Many of the major sports rights contracts are coming up for renegotiation in the next few years, and there are more bidders in the mix than ever before. For example, Amazon’s Twitch is now a major player in the bids for sports rights. And Amazon isn’t alone. Twitter, Facebook, YouTube and others are throwing their hats in the ring and will, without a doubt, be a part of a fundamental transformation in how people consume sports content into the future.

At the center of ongoing sports rights negotiations are all the new monetization opportunities that come with changes in media consumption habits: more channels, more devices, more interactive media and more ways to engage. For example, March Madness alone will garner $1 billion per year in licensing and distribution revenue through a deal with CBS Sports and Turner that was recently extended through 2032. The deal extension covers live streaming on “all platforms, including those that may be invented over the course of this deal.”

Given such language within today’s multi-billion-dollar contracts, it’s worth asking what might be invented between now and 2032. Today’s video ecosystem is in a state of transformation, and the proliferation of channels all but ensures that something new will pop up that the deal, as envisioned today, doesn’t cover.

TV streaming rights are destined to become only one part—albeit, an important one—of the overall sports monetization equation, which will be inexorably cross-channel, multi-format and ever-changing. The current debate over whether and how student-athletes can be compensated is only one small talking point within this much larger conversation, one that extends beyond sports itself.

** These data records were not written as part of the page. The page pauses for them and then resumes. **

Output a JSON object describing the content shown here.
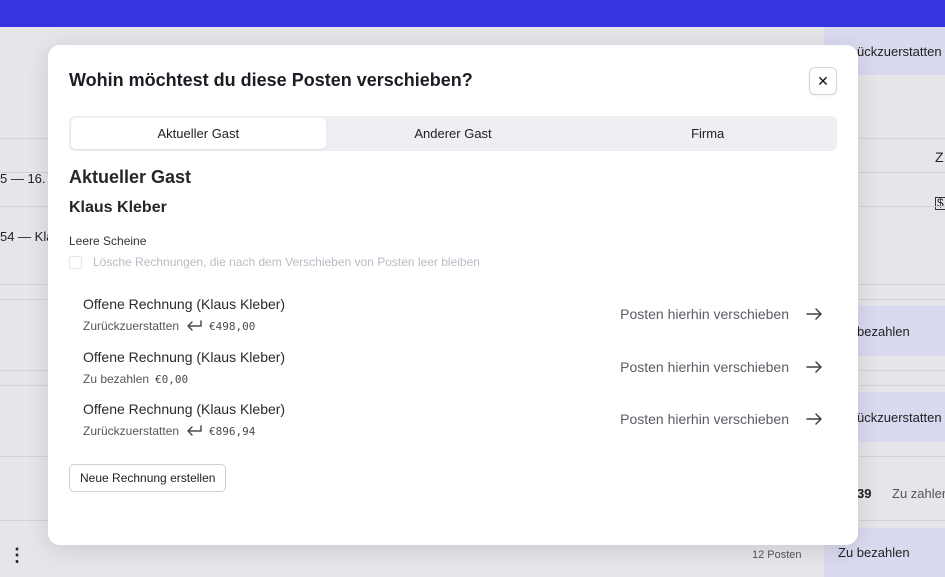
{
  "background": {
    "right_items": [
      "ückzuerstatten",
      "Z",
      "$",
      "bezahlen",
      "ückzuerstatten",
      "Zu bezahlen"
    ],
    "left_items": [
      "5 — 16.",
      "54 — Kla"
    ],
    "row_value": "39",
    "row_status": "Zu zahlen",
    "posts_count": "12 Posten",
    "menu_glyph": "⋮"
  },
  "modal": {
    "title": "Wohin möchtest du diese Posten verschieben?",
    "close_glyph": "✕",
    "tabs": [
      {
        "label": "Aktueller Gast",
        "active": true
      },
      {
        "label": "Anderer Gast",
        "active": false
      },
      {
        "label": "Firma",
        "active": false
      }
    ],
    "section_title": "Aktueller Gast",
    "guest_name": "Klaus Kleber",
    "empty_invoices_label": "Leere Scheine",
    "checkbox_label": "Lösche Rechnungen, die nach dem Verschieben von Posten leer bleiben",
    "invoices": [
      {
        "title": "Offene Rechnung (Klaus Kleber)",
        "status": "Zurückzuerstatten",
        "amount": "€498,00",
        "has_return_icon": true,
        "action": "Posten hierhin verschieben"
      },
      {
        "title": "Offene Rechnung (Klaus Kleber)",
        "status": "Zu bezahlen",
        "amount": "€0,00",
        "has_return_icon": false,
        "action": "Posten hierhin verschieben"
      },
      {
        "title": "Offene Rechnung (Klaus Kleber)",
        "status": "Zurückzuerstatten",
        "amount": "€896,94",
        "has_return_icon": true,
        "action": "Posten hierhin verschieben"
      }
    ],
    "new_invoice_button": "Neue Rechnung erstellen"
  },
  "colors": {
    "topbar": "#3434e0",
    "overlay_background": "#e6e6ea",
    "right_panel": "#d9d9f0"
  }
}
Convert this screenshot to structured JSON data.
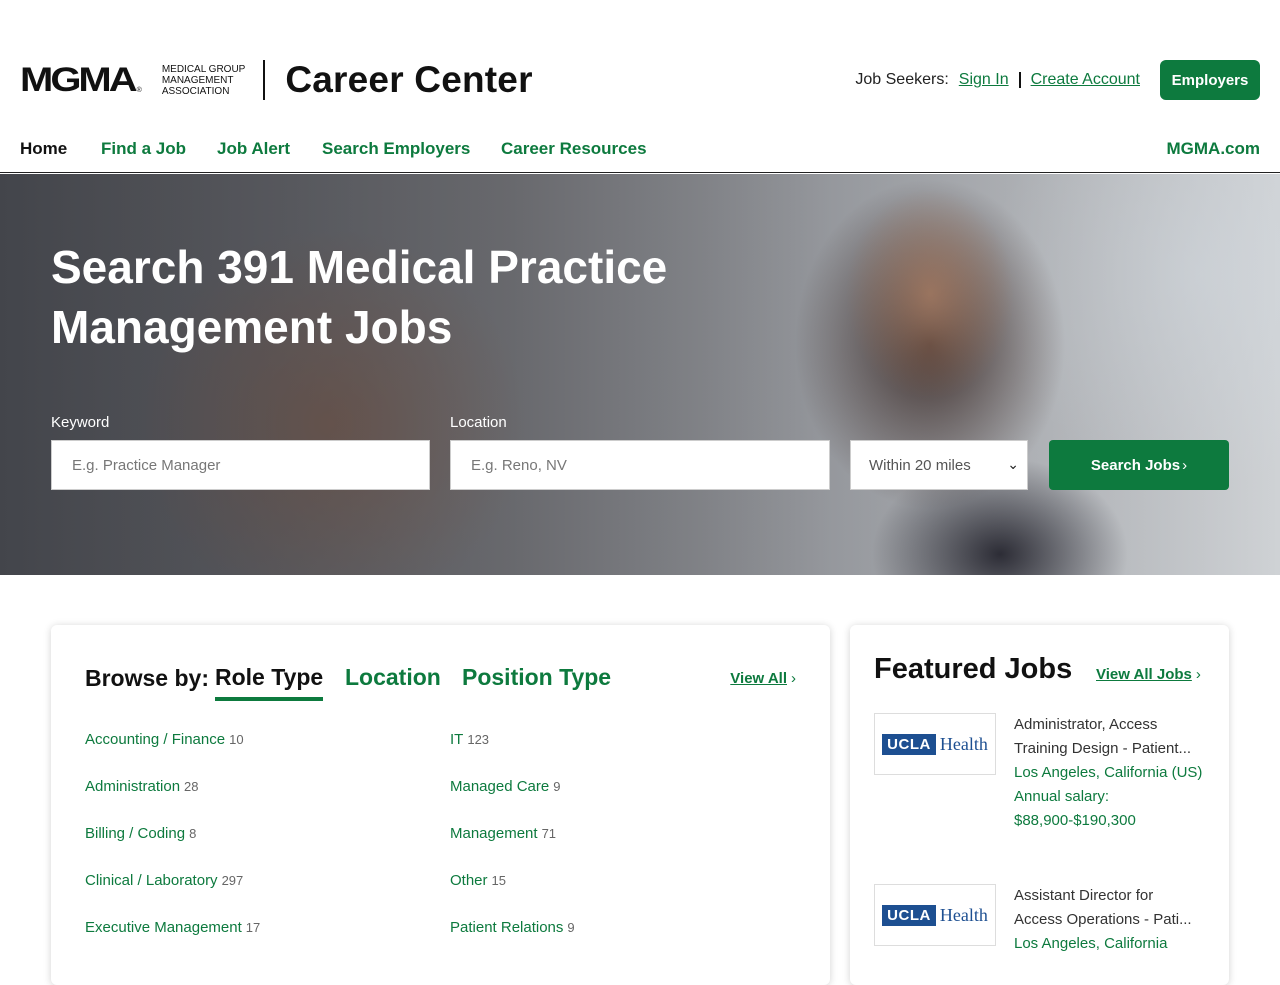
{
  "header": {
    "logo_mark": "MGMA",
    "logo_reg": "®",
    "logo_sub": [
      "MEDICAL GROUP",
      "MANAGEMENT",
      "ASSOCIATION"
    ],
    "logo_title": "Career Center",
    "job_seekers_label": "Job Seekers:",
    "sign_in": "Sign In",
    "create_account": "Create Account",
    "employers_button": "Employers"
  },
  "nav": {
    "items": [
      "Home",
      "Find a Job",
      "Job Alert",
      "Search Employers",
      "Career Resources"
    ],
    "external": "MGMA.com"
  },
  "hero": {
    "title": "Search 391 Medical Practice Management Jobs",
    "keyword_label": "Keyword",
    "keyword_placeholder": "E.g. Practice Manager",
    "location_label": "Location",
    "location_placeholder": "E.g. Reno, NV",
    "radius_selected": "Within 20 miles",
    "search_button": "Search Jobs"
  },
  "browse": {
    "label": "Browse by:",
    "tabs": [
      "Role Type",
      "Location",
      "Position Type"
    ],
    "view_all": "View All",
    "left_column": [
      {
        "name": "Accounting / Finance",
        "count": "10"
      },
      {
        "name": "Administration",
        "count": "28"
      },
      {
        "name": "Billing / Coding",
        "count": "8"
      },
      {
        "name": "Clinical / Laboratory",
        "count": "297"
      },
      {
        "name": "Executive Management",
        "count": "17"
      }
    ],
    "right_column": [
      {
        "name": "IT",
        "count": "123"
      },
      {
        "name": "Managed Care",
        "count": "9"
      },
      {
        "name": "Management",
        "count": "71"
      },
      {
        "name": "Other",
        "count": "15"
      },
      {
        "name": "Patient Relations",
        "count": "9"
      }
    ]
  },
  "featured": {
    "title": "Featured Jobs",
    "view_all": "View All Jobs",
    "jobs": [
      {
        "logo_a": "UCLA",
        "logo_b": "Health",
        "title": "Administrator, Access Training Design - Patient...",
        "location": "Los Angeles, California (US)",
        "salary": "Annual salary: $88,900-$190,300"
      },
      {
        "logo_a": "UCLA",
        "logo_b": "Health",
        "title": "Assistant Director for Access Operations - Pati...",
        "location": "Los Angeles, California"
      }
    ]
  },
  "colors": {
    "brand_green": "#0d7a3e",
    "ucla_blue": "#1d4f91"
  }
}
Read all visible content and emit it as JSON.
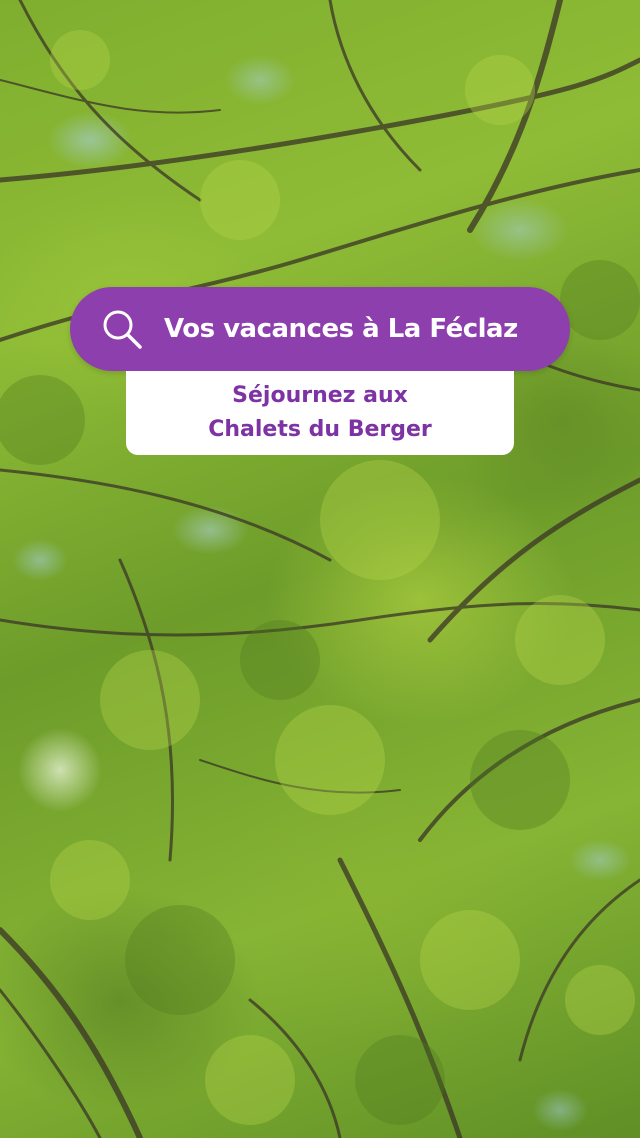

Sports in many ways function as a proxy for live appointment viewing in general, and such content is a critical part of every emerging content property, converged or otherwise. For example, Fox was able to sell all of its 2020 Super Bowl ad inventory in record time this year, underscoring how central live content remains for networks. As we are witnessing within sports, the convergence and expansion of the video landscape is changing the way all stakeholders in content are compensated and incentivized. Now is the time for athletes, brands and properties alike to put their game plans into action.